Among tech companies, just five per cent have a solo female founder or CEO, 53 per cent have no female executives and 73 per cent have no female directors, according to the article.
In addition, the feature recognizes a few dozen provincial “STEM Stars,” including APSC faculty members like UBC Okanagan School of Engineering director Mina Hoorfar, who developed a marijuana breathalyzer and heads UBCO’s Advanced Thermo-Fluidic Laboratory, and APSC students and alumni like Cindy Gu, a recent MECH grad who created a bra that can monitor stress levels.

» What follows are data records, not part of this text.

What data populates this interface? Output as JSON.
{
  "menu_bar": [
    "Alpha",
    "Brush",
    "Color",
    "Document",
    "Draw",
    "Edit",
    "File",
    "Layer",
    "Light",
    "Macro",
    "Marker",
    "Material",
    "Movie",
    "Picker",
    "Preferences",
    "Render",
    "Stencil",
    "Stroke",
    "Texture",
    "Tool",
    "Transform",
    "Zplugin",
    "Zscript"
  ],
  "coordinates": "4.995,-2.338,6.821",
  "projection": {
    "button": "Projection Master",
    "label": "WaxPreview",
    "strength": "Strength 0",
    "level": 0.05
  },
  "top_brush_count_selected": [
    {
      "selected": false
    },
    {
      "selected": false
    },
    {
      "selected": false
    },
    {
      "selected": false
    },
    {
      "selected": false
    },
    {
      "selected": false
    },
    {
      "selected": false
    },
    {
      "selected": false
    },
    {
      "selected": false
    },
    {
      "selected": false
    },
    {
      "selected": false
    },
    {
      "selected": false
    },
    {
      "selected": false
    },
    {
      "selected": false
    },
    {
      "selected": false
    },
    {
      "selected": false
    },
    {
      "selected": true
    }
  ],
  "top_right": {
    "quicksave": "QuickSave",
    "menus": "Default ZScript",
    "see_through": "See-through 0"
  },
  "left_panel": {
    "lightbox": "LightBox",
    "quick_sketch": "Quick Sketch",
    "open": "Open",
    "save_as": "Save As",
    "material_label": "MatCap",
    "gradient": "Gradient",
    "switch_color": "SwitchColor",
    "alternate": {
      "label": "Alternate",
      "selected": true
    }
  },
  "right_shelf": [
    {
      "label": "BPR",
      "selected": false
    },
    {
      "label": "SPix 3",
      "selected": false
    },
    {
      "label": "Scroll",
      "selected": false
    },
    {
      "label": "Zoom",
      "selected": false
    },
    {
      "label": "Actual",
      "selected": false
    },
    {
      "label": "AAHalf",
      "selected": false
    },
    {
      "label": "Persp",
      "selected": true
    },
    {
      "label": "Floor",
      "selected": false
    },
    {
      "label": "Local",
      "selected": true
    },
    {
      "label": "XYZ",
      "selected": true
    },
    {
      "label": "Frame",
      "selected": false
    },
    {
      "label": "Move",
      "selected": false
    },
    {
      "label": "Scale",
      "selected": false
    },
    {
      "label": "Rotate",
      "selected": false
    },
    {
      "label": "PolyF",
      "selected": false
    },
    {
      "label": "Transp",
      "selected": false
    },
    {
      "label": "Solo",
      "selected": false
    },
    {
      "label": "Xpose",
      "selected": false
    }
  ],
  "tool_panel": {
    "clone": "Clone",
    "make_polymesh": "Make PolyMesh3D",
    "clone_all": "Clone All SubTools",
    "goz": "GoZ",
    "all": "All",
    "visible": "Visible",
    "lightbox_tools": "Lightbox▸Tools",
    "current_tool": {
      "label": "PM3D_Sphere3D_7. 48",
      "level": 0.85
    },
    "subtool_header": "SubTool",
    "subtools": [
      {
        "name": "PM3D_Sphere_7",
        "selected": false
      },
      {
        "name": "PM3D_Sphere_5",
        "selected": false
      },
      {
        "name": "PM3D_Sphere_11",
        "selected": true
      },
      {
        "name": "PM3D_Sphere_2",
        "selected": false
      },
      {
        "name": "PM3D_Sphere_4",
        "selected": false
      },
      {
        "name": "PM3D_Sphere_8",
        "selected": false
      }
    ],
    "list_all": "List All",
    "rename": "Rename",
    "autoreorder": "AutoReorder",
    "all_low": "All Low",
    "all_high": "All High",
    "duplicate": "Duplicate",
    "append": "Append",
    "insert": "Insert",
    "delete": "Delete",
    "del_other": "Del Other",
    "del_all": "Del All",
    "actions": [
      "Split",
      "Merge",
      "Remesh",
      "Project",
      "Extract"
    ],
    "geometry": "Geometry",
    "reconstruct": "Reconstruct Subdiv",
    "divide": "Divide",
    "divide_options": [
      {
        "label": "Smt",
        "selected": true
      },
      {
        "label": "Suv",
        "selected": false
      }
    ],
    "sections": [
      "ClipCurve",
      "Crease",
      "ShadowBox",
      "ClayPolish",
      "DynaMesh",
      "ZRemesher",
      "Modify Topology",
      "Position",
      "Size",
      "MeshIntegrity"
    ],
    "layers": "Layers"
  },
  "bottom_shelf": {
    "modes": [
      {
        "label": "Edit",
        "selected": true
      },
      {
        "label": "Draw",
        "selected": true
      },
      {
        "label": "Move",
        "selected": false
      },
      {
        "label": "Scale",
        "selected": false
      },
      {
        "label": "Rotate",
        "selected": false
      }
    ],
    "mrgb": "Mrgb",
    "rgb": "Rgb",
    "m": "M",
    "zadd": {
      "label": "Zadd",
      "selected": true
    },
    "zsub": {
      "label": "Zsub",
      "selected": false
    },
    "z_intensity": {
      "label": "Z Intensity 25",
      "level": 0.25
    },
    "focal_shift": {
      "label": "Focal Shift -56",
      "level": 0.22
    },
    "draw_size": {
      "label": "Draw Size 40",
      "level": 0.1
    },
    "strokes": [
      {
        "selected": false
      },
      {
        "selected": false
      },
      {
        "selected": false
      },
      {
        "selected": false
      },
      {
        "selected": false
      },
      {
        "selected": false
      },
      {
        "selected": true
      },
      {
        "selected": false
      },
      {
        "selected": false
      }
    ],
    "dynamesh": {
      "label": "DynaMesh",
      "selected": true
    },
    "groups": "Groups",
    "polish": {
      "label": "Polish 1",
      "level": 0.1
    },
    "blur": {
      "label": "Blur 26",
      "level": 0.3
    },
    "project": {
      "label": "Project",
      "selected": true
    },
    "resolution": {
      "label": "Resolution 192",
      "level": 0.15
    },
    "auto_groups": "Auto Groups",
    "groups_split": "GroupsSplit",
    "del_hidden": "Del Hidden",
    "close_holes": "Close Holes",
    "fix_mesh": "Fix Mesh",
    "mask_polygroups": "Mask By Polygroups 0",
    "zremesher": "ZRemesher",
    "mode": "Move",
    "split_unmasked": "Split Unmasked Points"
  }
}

The STEM Stars with APSC connections and their BCBusiness citations are:
Karen Cheung
Professor, Department of Electrical and Computer Engineering, UBC; researches biomedical and emerging micro- and nano-technologies
Alexandra Fedorova
Associate professor, Department of Electrical and Computer Engineering, UBC; recipient of 2012 Alfred P. Sloan Research Fellowship; research focuses on computer performance, usability and energy efficiency
Cindy Gu (BAsc ’16, MECH)
Founder and CEO, Vitali Wear, Vancouver developer of a smart bra that tracks breathing, posture and heart rate variability
Mina Hoorfar
Professor and director, School of Engineering, UBC Okanagan; head of the Advanced Thermo-Fluidic Laboratory, whose research includes lab-on-chip devices and drug and disease detection; developer of breath analyzer to test for tetrahydrocannabinol (THC), the psychoactive compound in cannabis
Nadja Kunz
Assistant professor, School of Public Policy and Global Affairs and Norman B. Keevil Institute of Mining Engineering, UBC; research focus is mine water management and water governance in mining regions
AJung Moon (PhD student, MECH)
Founder and director, Open Roboethics Institute (ORI), Vancouver-based international think tank investigating ways that robotics technology stakeholders can collaborate to influence how robots shape the future; CEO and technology analyst, Generation R Consulting Inc, ORI division providing ethics road maps for organizations using artificial intelligence/machine learning and robotics
Julia Rubin
Assistant professor, Faculty of Electrical and Computer Engineering, associate faculty member, Department of Computer Science, and director, ReSeSS (Reliable, Secure and Sustainable Software) Lab, UBC; research focus is software integrity and robustness
Sheryl Staub-French
Professor, Department of Civil Engineering, and director, BIM TOPiCS (Building Information Modelling from the perspectives of Technology Organization Process in Context and across Stages) Lab, UBC; research includes virtual design and construction
Jessica Yip
Co-founder and COO, A&K Robotics (affiliated with HATCH, UBC’s tech incubator), Vancouver builder of intelligent navigation systems for light industrial work
In preparation for this feature, BCBusiness assembled and consulted a panel of "STEM luminaries" that included Elizabeth Croft, formerly a professor and senior associate dean at APSC and currently a professor and the dean of engineering at Monash University.